Concernant la langue des textes, le français domine largement (125 des 135 documents dépouillés). Il faut préciser ici que deux modes de diffusion existent : soit l’information est transmise à la radio par écrit, soit une personne se déplace et fait écrire sur place par le régisseur l’information à diffuser. Celui-ci « lit » ensuite ces écrits durant des plages horaires consacrées à la diffusion de ces communiqués, toujours en bambara. Ce service est payant, le tarif variant notamment selon le nombre des diffusions demandées. Le déséquilibre d’écriture en faveur du français tient dans notre cas aux habitudes d’écriture du régisseur. S’il lit visiblement sans difficultés le bambara comme le français, il a le réflexe d’écrire en français 337 des textes qu’il « lit » en les traduisant simultanément, en bambara à l’antenne. Nous observons là un phénomène généralisé concernant les diffusions radio-télévisées d’informations en bambara, dont les supports écrits sont très souvent en français, comme l’a montré Gérard Dumestre dans son enquête sur la presse orale (DUMESTRE, G. 1994b).

Cette brève présentation du contenu des courriers indique qu’il s’agit exclusivement de communiqués d’information. Le régisseur nous a précisé que des émissions donnaient lieu à un courrier des auditeurs proprement dit, mais qu’elles ne sont plus diffusées. Notons ici que cette pratique est attestée dans d’autres radios 338 .

Les scripteurs de Kina font régulièrement référence à cette pratique de l’écrit à la radio, le plus souvent à propos des communiqués de décès, mais également dans des usages plus ludiques dont le corpus dépouillé ne rend pas compte. Ainsi, Djibril Traoré évoque une réponse envoyée à un jeu-questions (sur le football, K 45). Cette pratique est loin d’être anodine, car plusieurs enquêtés ont justifié le fait de prendre note des résultats sportifs par l’éventualité d’une telle demande à la radio.
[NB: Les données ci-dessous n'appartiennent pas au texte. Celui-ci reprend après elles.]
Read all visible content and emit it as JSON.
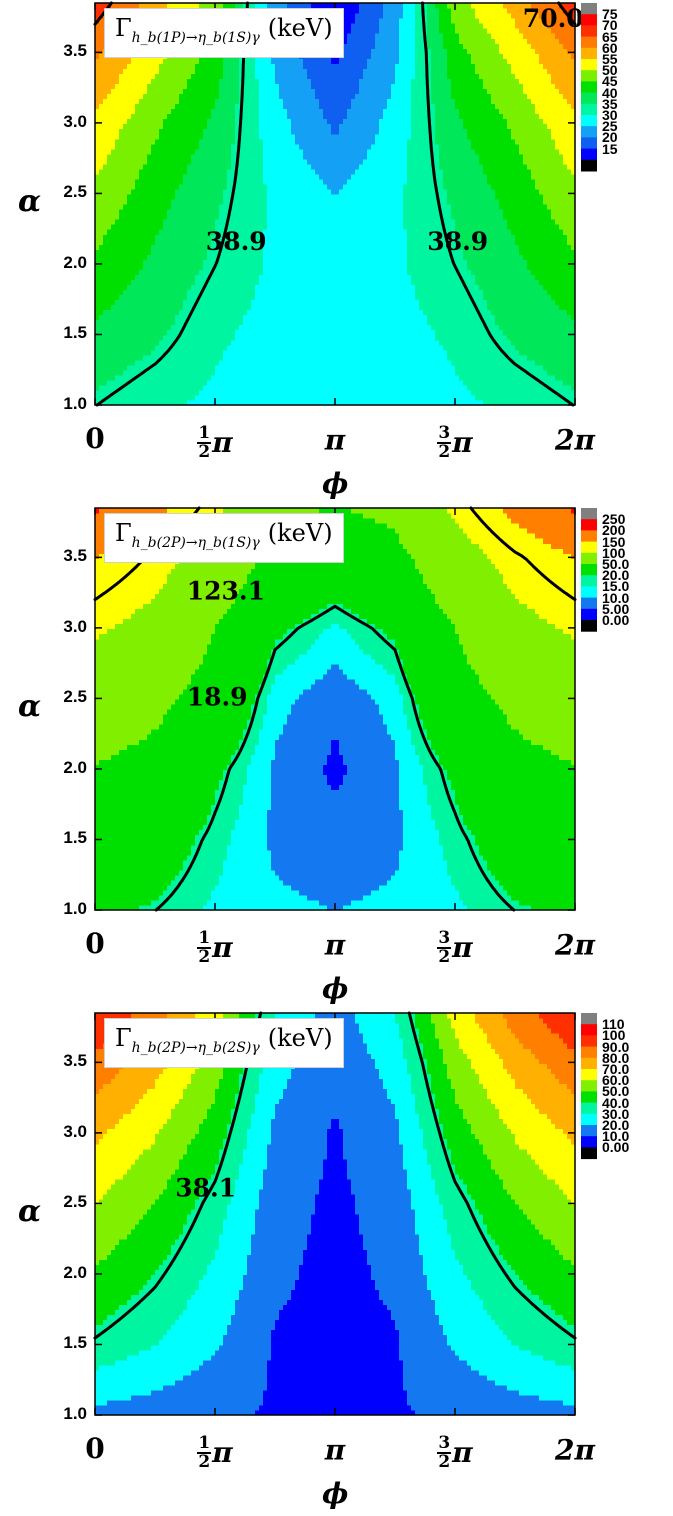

Une autre pratique couramment attestée est celle des demandes de dédicaces, telle qu’évoquée plus haut dans l’extrait d’entretien avec Lassine Traoré (K 41). Ici encore, cette pratique s’insère dans un tissu de pratiques de l’écrit qui excèdent cet usage singulier : on note les titres de chansons pour pouvoir demander une dédicace, mais aussi se faire établir une compilation pirate sur une cassette à Fana par exemple.

Quelle que soit l’importance de ces pratiques, nous avons relevé, dans les extraits d’entretiens cités plus haut l’hésitation des enquêtés à en faire des exemples de « lettres ». Revenons maintenant aux lettres proprement dites, à propos desquelles nous nous poserons ici deux questions : celle de la langue d’écriture des lettres, et celle des modalités de la délégation, deux questions liées entre elles comme nous allons le voir.

Notes
335.

Nous proposons plus loin une analyse d’un de ces communiqués dans la partie consacrée aux usages de la liste nominale (cf. supra 2.4.2.3).

336.

Un « avis de perte », ainsi titré, est même diffusé pour signaler la recherche d’un individu, un manœuvre dont il est précisé qu’ « il n’a pas tellement les esprits tranquilles » !

337.

Les marqueurs graphiques de la mise à distance des mots perçus comme étrangers (bambara et arabe) sont d’ailleurs très fortement présents : guillemets et parenthèses, dont nous développerons l’étude, dans cet usage, en 3ème partie.

338.

Mon attention a été attirée sur ce point par Cécile Van den Avenne, qui a recueilli un corpus de lettres à la radio Jamana de Mopti qui comporte des textes où des villageois s’expriment sur des sujets de société. Le champ d’études des usages plurilingues de l’écrit associés aux radios locales reste à explorer.